Michael Kanellos Staff Writer, CNET News.com
Michael Kanellos is editor at large at CNET News.com, where he covers hardware, research and development, start-ups and the tech industry overseas.
Michael Kanellos
3 min read
IBM and Stanford University on Monday announced a joint effort to conduct further research into spintronics, a technology that one day could lead to rapid-fire digital cameras or computers that start working as soon as the power comes on.

The undertaking, the Spintronics Science and Application Center, will be based at IBM's Almaden Research facility in San Jose, Calif., and Stanford's nearby Palo Alto campus.

Spintronics revolves around precisely controlling the magnetic field emanating from a thin film. Magnetic fields create electrical resistance, and high and low levels of resistance can be assigned a one or zero. By controlling the magnetic field and interpreting the resistance levels at various points on the film, researchers can arrive at digital data.
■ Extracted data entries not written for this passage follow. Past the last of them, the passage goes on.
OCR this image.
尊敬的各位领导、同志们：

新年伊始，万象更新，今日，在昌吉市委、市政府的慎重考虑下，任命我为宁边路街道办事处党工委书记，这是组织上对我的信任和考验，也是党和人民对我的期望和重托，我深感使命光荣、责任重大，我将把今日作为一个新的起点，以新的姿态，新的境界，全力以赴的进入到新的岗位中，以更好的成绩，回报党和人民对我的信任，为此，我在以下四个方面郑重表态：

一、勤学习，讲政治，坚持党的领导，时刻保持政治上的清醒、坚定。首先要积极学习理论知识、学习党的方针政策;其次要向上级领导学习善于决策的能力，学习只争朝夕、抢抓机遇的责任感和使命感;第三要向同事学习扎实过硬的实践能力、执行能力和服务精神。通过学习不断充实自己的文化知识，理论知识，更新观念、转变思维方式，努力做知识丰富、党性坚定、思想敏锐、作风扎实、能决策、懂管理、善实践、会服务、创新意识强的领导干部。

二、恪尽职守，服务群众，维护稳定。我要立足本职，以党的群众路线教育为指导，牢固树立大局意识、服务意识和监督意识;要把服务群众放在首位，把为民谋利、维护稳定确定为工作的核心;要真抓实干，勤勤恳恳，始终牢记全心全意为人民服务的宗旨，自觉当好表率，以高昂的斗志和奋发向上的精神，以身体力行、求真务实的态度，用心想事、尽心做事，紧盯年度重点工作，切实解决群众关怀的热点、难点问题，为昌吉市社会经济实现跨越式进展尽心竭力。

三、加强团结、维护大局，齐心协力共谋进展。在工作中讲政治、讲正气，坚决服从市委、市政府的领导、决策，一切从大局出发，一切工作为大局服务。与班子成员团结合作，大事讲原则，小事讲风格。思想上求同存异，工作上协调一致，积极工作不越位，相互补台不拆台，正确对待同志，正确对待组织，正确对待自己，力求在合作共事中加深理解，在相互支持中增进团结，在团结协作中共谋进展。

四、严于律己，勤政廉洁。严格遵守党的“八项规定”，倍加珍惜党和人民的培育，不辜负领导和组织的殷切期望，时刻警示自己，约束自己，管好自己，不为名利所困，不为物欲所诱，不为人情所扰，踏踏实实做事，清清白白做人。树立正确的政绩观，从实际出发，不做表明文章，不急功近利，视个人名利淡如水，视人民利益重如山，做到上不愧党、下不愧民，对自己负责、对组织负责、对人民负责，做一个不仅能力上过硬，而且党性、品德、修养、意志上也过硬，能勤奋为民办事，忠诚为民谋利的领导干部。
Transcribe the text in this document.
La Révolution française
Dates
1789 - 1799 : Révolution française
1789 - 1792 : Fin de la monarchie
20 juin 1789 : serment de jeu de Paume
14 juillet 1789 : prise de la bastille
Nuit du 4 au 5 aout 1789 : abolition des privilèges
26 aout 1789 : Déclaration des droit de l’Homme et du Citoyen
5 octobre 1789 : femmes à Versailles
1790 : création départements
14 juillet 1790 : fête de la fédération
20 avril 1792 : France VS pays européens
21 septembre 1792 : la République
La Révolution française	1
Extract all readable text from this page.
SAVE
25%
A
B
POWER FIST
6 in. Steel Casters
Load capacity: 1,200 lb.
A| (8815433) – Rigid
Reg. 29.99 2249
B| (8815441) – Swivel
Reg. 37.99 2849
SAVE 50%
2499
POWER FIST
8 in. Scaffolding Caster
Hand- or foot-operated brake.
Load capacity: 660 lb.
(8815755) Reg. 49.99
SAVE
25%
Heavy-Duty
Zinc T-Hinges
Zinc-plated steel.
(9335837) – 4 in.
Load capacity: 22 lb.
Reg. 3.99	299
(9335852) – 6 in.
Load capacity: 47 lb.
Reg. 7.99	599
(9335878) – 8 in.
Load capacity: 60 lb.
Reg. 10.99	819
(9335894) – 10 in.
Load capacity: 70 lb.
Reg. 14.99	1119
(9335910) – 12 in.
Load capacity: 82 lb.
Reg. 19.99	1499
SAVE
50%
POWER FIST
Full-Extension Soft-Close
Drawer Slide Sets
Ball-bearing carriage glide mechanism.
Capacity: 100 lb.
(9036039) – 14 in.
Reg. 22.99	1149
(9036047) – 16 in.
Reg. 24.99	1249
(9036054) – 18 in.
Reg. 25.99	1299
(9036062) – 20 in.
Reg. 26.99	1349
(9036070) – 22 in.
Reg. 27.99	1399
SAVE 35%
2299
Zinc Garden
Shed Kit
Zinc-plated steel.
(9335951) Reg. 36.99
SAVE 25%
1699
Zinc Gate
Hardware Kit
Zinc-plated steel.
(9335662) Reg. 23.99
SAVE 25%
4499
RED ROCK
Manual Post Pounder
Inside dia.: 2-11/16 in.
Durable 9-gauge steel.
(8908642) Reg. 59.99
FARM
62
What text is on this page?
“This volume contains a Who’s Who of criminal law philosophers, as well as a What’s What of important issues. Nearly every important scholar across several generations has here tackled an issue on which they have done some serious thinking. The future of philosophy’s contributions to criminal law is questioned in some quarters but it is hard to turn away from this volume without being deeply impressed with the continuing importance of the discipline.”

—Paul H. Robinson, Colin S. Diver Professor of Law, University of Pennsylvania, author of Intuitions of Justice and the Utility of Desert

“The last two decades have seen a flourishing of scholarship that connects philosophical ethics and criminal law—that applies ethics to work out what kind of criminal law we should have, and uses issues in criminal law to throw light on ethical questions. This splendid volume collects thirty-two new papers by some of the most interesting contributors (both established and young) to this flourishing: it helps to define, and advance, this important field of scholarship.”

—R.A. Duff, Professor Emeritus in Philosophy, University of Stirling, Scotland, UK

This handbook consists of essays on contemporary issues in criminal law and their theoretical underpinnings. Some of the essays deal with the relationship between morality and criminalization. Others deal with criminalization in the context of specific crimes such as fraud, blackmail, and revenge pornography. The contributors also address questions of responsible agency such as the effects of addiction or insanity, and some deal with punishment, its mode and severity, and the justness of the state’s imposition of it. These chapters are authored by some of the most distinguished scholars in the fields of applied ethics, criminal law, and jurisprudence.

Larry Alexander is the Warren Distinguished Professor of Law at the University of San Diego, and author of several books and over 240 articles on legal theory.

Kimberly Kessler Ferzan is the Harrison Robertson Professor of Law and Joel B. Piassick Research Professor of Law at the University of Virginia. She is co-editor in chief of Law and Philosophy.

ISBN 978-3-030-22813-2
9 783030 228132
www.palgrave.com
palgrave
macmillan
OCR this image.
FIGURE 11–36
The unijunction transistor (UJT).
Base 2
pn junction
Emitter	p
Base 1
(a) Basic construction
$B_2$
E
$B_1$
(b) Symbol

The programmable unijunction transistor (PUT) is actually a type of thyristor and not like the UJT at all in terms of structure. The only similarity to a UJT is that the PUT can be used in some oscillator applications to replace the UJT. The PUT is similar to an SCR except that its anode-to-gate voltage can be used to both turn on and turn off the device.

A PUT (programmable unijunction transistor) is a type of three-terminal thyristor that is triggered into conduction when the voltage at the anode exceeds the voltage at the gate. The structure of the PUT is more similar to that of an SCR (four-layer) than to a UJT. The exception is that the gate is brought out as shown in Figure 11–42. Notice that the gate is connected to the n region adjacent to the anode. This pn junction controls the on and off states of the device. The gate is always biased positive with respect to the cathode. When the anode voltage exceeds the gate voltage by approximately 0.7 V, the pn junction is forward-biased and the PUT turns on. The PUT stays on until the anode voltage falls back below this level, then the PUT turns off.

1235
The metaphorical name of the technology derives from way electrons are said to spin.

Spintronics has actually been around for years. IBM produced disk drive heads, using giant magnetoresistive (GMR) technology, taking advantage of these properties in 1997.

Magnetic random access memory (MRAM) could become the next area where spintronics is incorporated. Ideally, MRAM would be able to store a substantial amount of data, consume little energy, operate at a much faster rate than conventional flash memory--and last forever.

Finding a replacement for flash technology, which is used in cell phones, memory cards in digital cameras and other devices, is an urgent business in the semiconductor market. Demand for flash is growing extremely rapidly.

The basic technology behind flash, however, is getting more difficult to advance, and nearly every major manufacturer is examining alternatives.

Critics and competitors, though, point out that MRAM is far from being the anointed successor. MRAM is unconventional, and IBM has to show it can mass produce the technology cheaply. Intel has also pointed out that the memory cell sizes are large, which makes it difficult to slip into small devices like digital cameras. Others have said that the changes in resistance are too subtle and can lead to data corruption, a contention IBM disputes.

Last June, IBM and Infineon published a paper describing how the companies produced an MRAM chip on the 180-nanometer manufacturing process that held 128 kilobits of data. At the time, the two companies promised to more fully demonstrate MRAM in early 2004 and predicted that MRAM could start to be produced commercially by 2005.

Further out, spintronics principles could be used to flip some kinds of transistors off and on. An Intel spokeswoman said that this is one of the promising areas of long-term research at some universities right now, but it might not hit the stage of commercial implementation until around 2021.

Still, it might come in handy. Researchers at Intel recently published a paper saying that chipmakers in the coming years will likely hit a looming barrier in Moore's Law that could prevent chip designers from gaining performance by shrinking their chips, the engine behind the exponential growth in computer power for more than three decades.

The IBM-Stanford project, also known as SpinAps, was first reported late Sunday by the online edition of The New York Times.